Firstly, apologies to those who turned-up and found themselves unemployed. With ground conditions difficult for the resistance meter, we just couldn’t run all three machines. Thank you for being so understanding.  Looks like it will rain most of tomorrow, so hopefully we can press-on with the resistance survey on Saturday.

The mag survey in the second field, which I am going to call the macellum field for convenience (it isn’t the field’s real name) is going well.  Firstly, an image of the whole town:

The mag survey of Verulamium.

The mag survey of Verulamium.

My long-held dream of having a complete survey of Verulamium is getting close to becoming a reality!  Thank you everyone.

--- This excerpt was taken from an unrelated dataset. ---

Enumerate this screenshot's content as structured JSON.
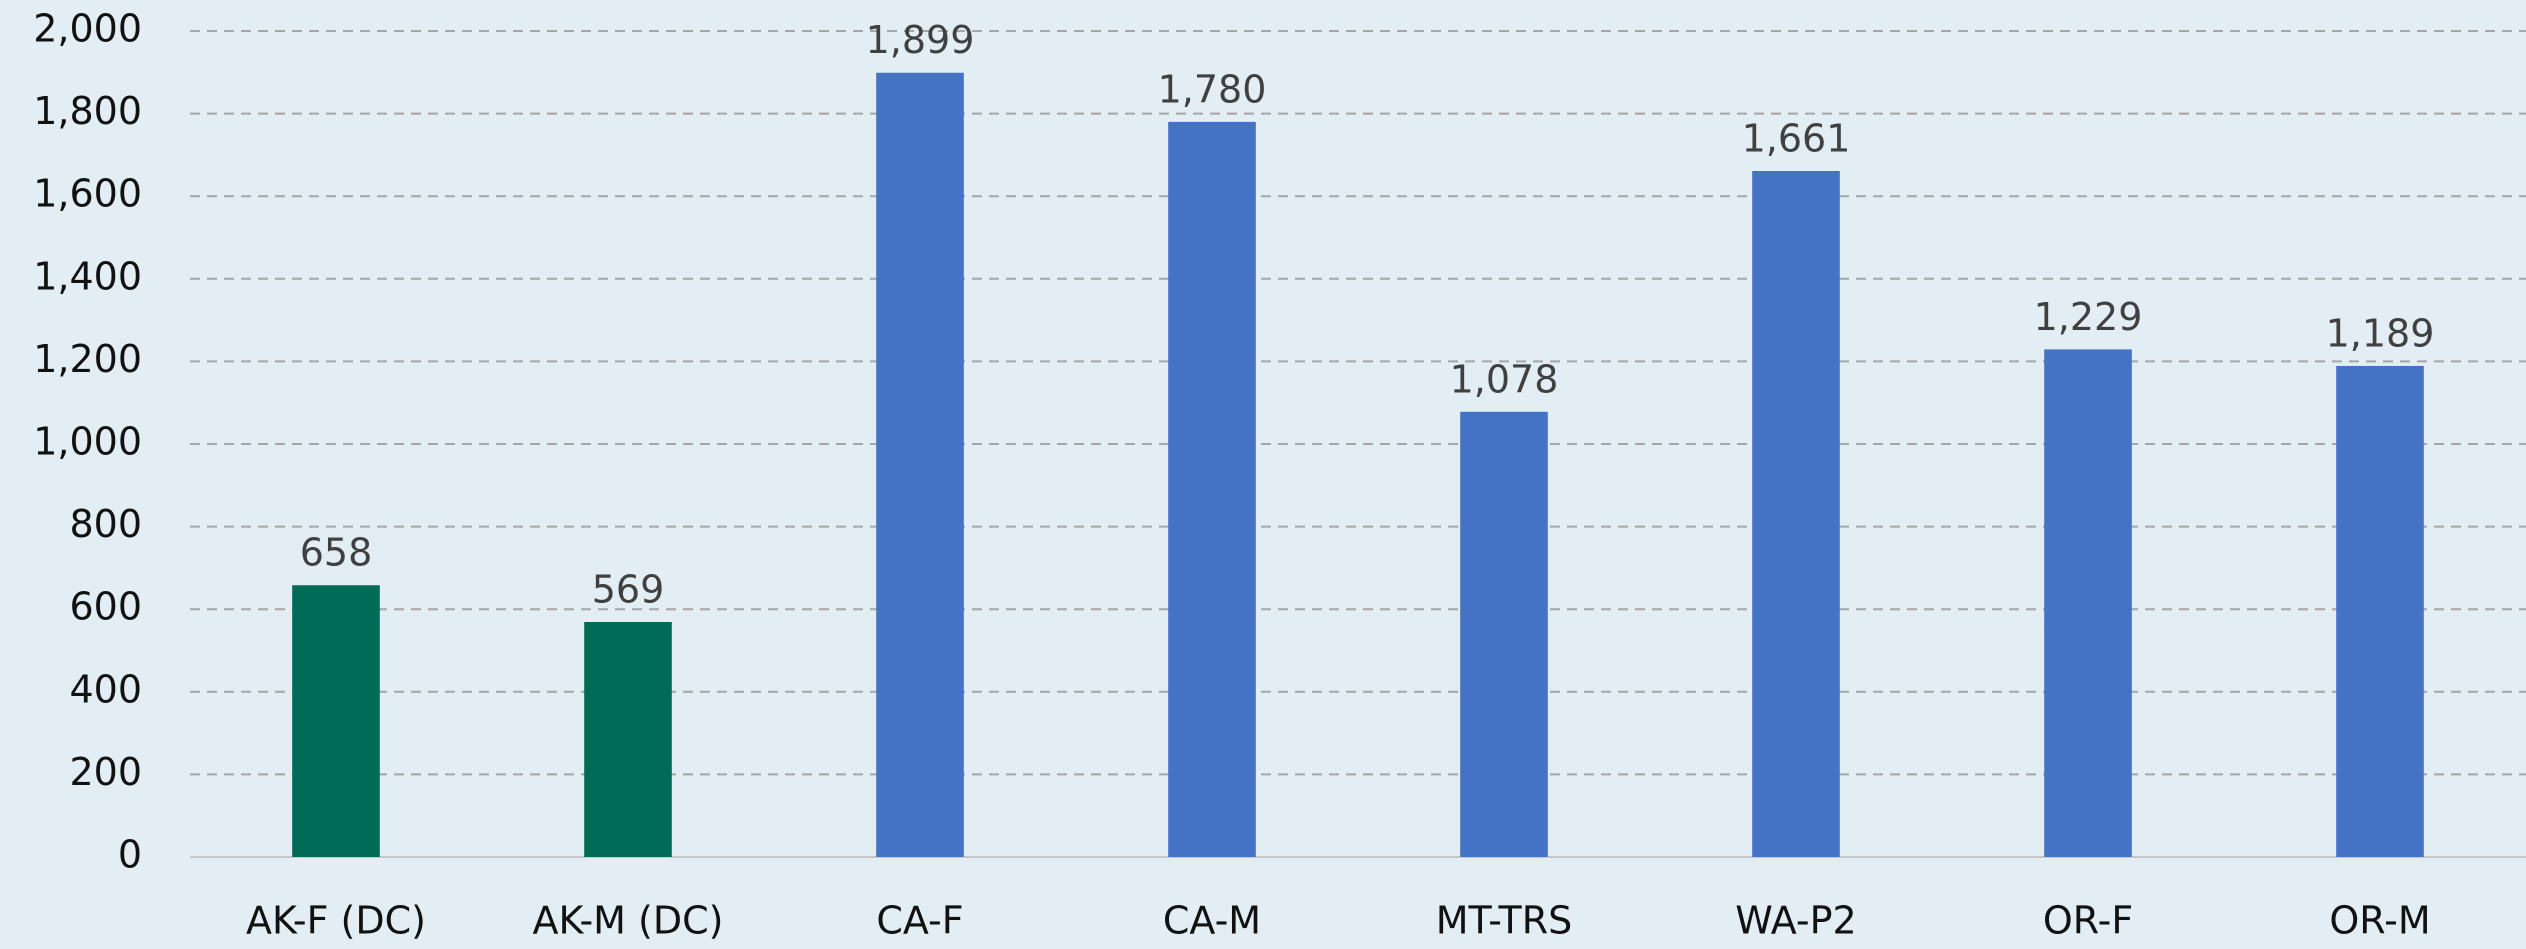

Looking at the new area in more detail:

The area surveyed on days 29 and 30 in the macellum field.

The area surveyed on days 29 and 30 in the macellum field.

Hopefully, everyone can see the clear linear feature running from the SE to the NW.  This is Watling Street, the main road from London to Chester.  As one might expect just near to the gate (which was robbed and then excavated, and lies in the trees), there appear to be lots of little buildings along the road which show as white lines against the mid-grey background. What is more curious is the rather different look of that background: much less even and more noisy. I’m not sure why, yet.  The field certainly feels different: flatter, slightly different vegetation, and is obviously closer to the river.  Perhaps we have moved from chalk to the river gravels?  I must check the geology map…

The GPR has been doing lots of bitty blocks around the edge of last year’s survey area.  Rather than hold-up the posting of the mag data, I thought I would do the GPR later when I have dropped all the different areas on to Google Earth.

Thanks to everyone who helped today, especially Graeme for acting as my driver and go-fer as I limped around the field  (don’t ask!), and Ruth for helping transport all the equipment.

 

Done it!

The mag team have completed the Theatre Field. Yay!

The mag survey of the theatre field, complete.

The mag survey of the theatre field, complete.

Congratulations everybody.  It is quite an achievement.

A detail of the area surveyed on day 29.

A detail of the area surveyed on day 29.

The detail above shows that the very north end of this field is quite busy.  This is unsurprising being right next to the Chester Gate.  The sinuous ditch, or should we just call it the aqueduct?, leaves the town about 50m away from the gate.  Unfortunately, it goes straight into woodland. Hopefully, we may get a chance one day to look for it the other side of the wall.  Rosalind Niblett traced what she thinks is the aqueduct from aerial photographs all the way the valley to Redbourne.

The mag team also started in the next field, but I’ll report on that when there is a little more completed.  The res team struggled with the hard, dry ground conditions and managed another two grid squares.  We will have to stop doing res until we have had some rain.  There is some forecast tomorrow.  The GPR team also completed two areas.  I wanted to post the completion of the field, so I’ll report on everything else this evening.